Since as an undergrad (unlike grad schoool), I was quite confident and secure in my skills and that my mentor also truly approved of me, I think it helped me deal later when I actually got commentary back, especially since I remembered that piece turning into part of a very good BA thesis.

Sadly, it did not help me deal with being afraid to give things to my advisors, or not during grad school, anyhow. I do find, however, that cats, while a lot of trouble, greatly reduce my freakout potential.

To anonymous at 7:43am--I just had that experience, of my advisor seeking approval for his talk. It was very odd.

Tenured Radical said...

I remember Advisor from previous posts. Just remember: it will never be the response you want from this person. It will be some chilled-down verison of the warm enthusiasm you want to hear. And don't be discouraged. I can;t believe the chapter isn't wonderful. Make GWB read it too.

TR

Anonymous said...

TR: Flavia's been using me as a sounding board the drafting process of this chapter, and once I'm through writing the index for my book in a couple of weeks, I'm definitely planning to read the finished draft.

--GWB

Another Damned Medievalist said...

I still send things to Doktorvater on occasion, because I can trust him to be brutal. In some ways, though, I think his übercritical editorial style (which is almost always on target in terms of content, if not style, and has made me a much better writer) has made it easier for me to ask others to look at my work. No one else could be that harsh!

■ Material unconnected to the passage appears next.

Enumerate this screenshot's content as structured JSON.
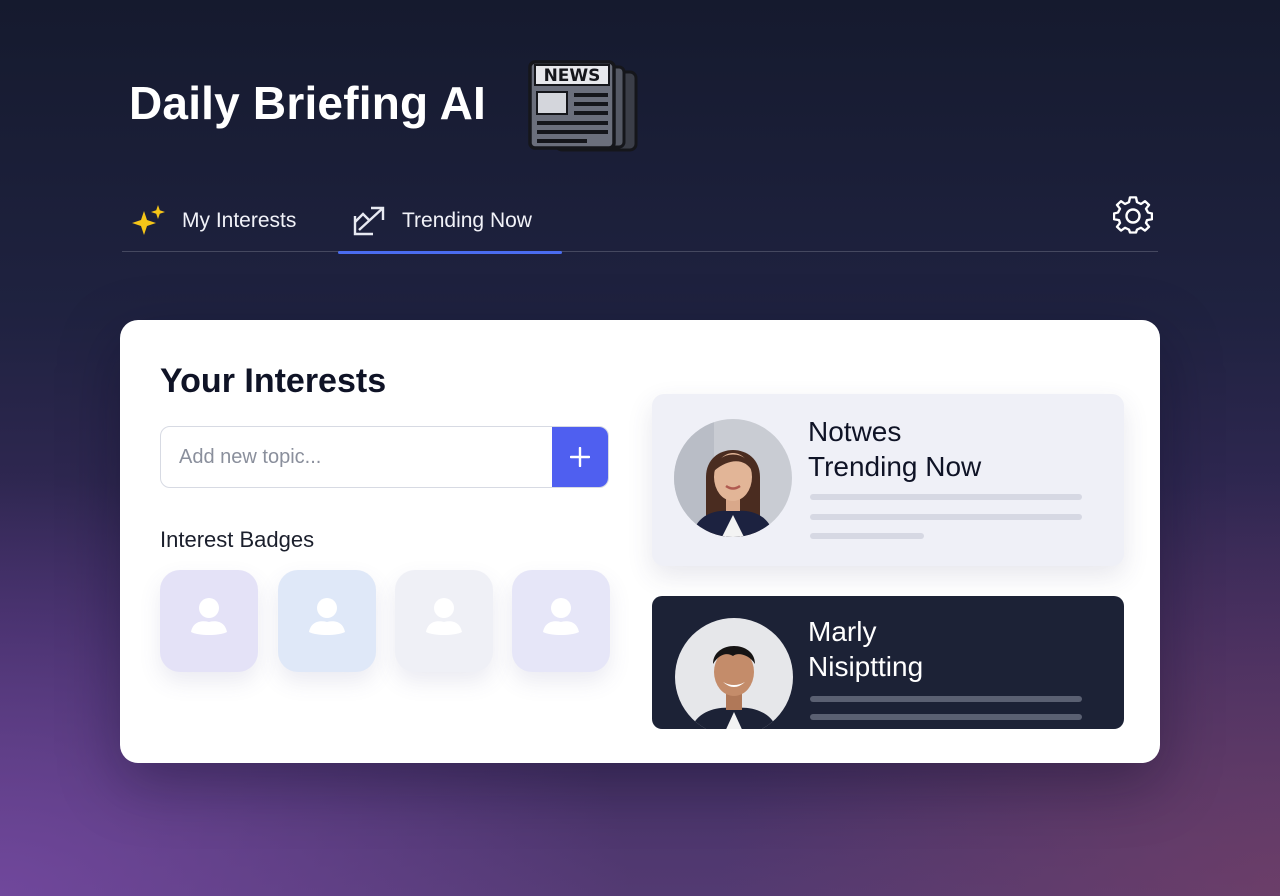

But I still have major stumbling blocks -- I had to ask LDW to look at a review recently, and we almost got in a fight when he wanted to look at my Kazoo paper last year, because, well, you don't want your sweetie to think you're an idiot! And although I've agreed to go through his book, he won't let me look at any of the chapters in progress. I think in some ways we all have people who we are scared of looking stupid in front of (what an awful construction!).

It's one of the reasons some of my blogfriends and I initially set up a workblog. We haven't been using it as much this year as last (hint to another person on this thread, who has only to ask!), but part of the point was to both nag and act as sounding/review board. It's still sort of scary, but sure beats having an anonymous stranger tear you apart!